My comment was stupid and snarky and pointless, so this isn’t really a big deal.
Have they ever tried to stuff a wiggling baby or toddler into a one piece? Or, god forbid, to get them back out of it once the kid is sopping wet and needs a diaper change? Hoo lordy. I can’t watch the video since my computer is le suck, so I don’t know exactly what the piece is saying. But baby two-pieces have been around forever, and they’re quite convenient.
Now, I prefer the tankini or rash guard style ones since they have better sun protection. And I’ve definitely seen ads for baby bikinis where the kid is put into a weirdly sexualized pose, and that’s NOT cool. (Hell, I put a link to one of those in groupthink last summer, way to catch up Jez!) But chill out, people!
Total non-story, for the precise reasons nerdling describes, as well as being fucking idiotic.

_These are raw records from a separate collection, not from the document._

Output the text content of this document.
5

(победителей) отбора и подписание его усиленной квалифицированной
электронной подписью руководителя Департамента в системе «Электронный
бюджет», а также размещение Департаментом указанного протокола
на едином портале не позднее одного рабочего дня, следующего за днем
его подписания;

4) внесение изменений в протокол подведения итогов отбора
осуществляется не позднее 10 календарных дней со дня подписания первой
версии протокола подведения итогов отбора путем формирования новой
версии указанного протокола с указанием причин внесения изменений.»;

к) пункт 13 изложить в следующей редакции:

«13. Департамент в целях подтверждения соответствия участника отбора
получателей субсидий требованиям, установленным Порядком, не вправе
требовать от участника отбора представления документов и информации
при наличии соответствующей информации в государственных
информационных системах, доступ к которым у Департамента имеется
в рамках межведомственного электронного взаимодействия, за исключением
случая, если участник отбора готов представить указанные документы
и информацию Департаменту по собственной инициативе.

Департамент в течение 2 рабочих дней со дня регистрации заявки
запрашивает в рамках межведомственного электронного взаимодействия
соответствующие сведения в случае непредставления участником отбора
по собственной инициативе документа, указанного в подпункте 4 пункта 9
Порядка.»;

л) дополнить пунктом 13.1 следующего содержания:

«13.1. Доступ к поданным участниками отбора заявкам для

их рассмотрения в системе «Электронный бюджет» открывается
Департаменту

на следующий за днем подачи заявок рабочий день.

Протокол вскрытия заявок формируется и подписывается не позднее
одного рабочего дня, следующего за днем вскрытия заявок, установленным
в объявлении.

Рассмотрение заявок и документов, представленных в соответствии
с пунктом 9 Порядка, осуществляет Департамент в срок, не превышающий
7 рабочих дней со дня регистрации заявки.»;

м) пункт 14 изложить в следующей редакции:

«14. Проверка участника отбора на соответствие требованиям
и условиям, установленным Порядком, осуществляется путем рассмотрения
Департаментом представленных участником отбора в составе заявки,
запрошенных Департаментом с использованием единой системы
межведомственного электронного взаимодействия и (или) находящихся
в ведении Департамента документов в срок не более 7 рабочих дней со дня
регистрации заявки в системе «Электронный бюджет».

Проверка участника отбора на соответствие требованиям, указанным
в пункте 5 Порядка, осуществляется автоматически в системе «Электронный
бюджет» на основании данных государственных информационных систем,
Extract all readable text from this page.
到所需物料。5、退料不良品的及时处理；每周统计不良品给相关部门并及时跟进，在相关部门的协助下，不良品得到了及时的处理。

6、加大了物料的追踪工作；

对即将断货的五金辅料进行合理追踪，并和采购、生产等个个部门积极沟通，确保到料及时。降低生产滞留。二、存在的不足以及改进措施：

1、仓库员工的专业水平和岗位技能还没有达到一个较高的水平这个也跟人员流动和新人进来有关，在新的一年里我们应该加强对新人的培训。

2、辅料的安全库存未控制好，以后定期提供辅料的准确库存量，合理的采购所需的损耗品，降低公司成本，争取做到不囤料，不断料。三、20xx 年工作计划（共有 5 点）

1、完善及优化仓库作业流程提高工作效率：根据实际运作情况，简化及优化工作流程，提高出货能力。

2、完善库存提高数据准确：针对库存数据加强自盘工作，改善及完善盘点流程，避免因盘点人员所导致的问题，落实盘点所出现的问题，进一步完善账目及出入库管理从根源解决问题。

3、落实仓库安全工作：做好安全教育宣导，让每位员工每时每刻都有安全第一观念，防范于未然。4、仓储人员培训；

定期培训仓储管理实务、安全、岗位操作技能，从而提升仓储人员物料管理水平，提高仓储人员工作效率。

I had an ass kicking two piece (1978, Ladyblog) that was red terrycloth and with a theme of ladybugs. The pictures are awesome. I was fucking adorable. ShortAG was totally put into two-pieces, because getting a squirming wet bebeh out of a one-piece at the beach is among the biggest wastes of time you can subject yourself to as a parent.
Christ. Give a fuck about shit that matters, or is even remotely new.
Did I mention 1978? 1978.
I might be a strange, but I find the string bikini tops on tiny girls ridiculous. She’s a baby, she does not have breasts, just give the little girl swim shorts and let her go, let her enjoy it before it’s indecent.